Aujourd’hui plus que jamais, ceux qui ont choisi les valeurs de la démocratie et de la république (égalité des citoyens, loi unique et suffrage universel), sont placés devant leurs responsabilités avec l’application des accords dits « classiques » et « moderne » conclus dans notre pays. Plus que jamais ils auront à peser le poids des gestions irresponsables et calamiteuses successifs basées sur la force des armes et la violence politique depuis trente ans. Il leur sera difficile de tenir des postes de responsabilités vidées de leur substance, où les leviers de décision et les moyens répondent d’ailleurs, de l’informel. Au premier plan de l’accord du 13 août 2007 sont alignés les leaders appartenant à une génération qui n’a que très peu de temps pour convaincre, parce que l’existence de deux générations intermédiaires ayant déjà été hypothéquée.
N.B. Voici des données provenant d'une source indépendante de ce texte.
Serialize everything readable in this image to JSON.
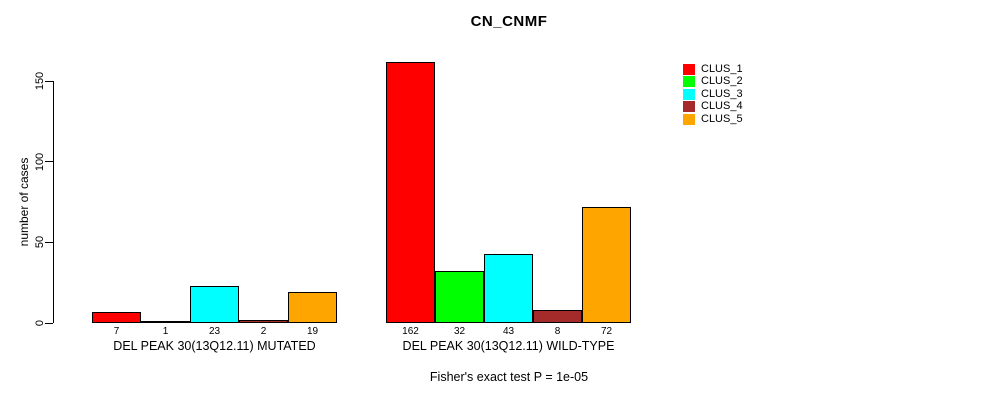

Cependant, il faut encourager des personnalités telles que le président Lol Mahamat Choua ou Ibni Oumar Mahamat Saleh qui sont la démonstration irréfutable que les « nordistes » ne sont pas forcément synonymes d’adeptes de la violence politique, du tribalisme dominateur ou ennemis de la démocratie pluraliste, pour briser certains clichés répandus, à cause justement de la propension à la rébellion armée dans le grand « Nord » !
Gageons que la baraka exceptionnelle et la longue expérience du général IDI permettront de concilier toutes ces contradictions évidentes, pour que l’horizon s’éclaire un peu pour les tchadiens ? Car si les politico-militaires n’ont pas été capables de s’entendre, après l’avoir chargé de tous les noms d’oiseaux, et finissent par se remettre à lui pour garantir leur place au soleil, n’est-ce pas de leur part l’aveu que sa « mission n’est pas encore terminée », en termes militaires ? Certains observateurs avertis craignent qu’un climat de cacophonie et de tensions genre ex-GUNT ne s’instaure dans le pays, par trop de contradictions en face. Si la confiance devrait revenir entre les tchadiens durablement, il faudrait que la normalité républicaine prenne le pas sur l’éternel conjoncturel. Sinon, nous reviendrons à la case départ d’ici peu, pour aller où encore ? Ya djamââh ????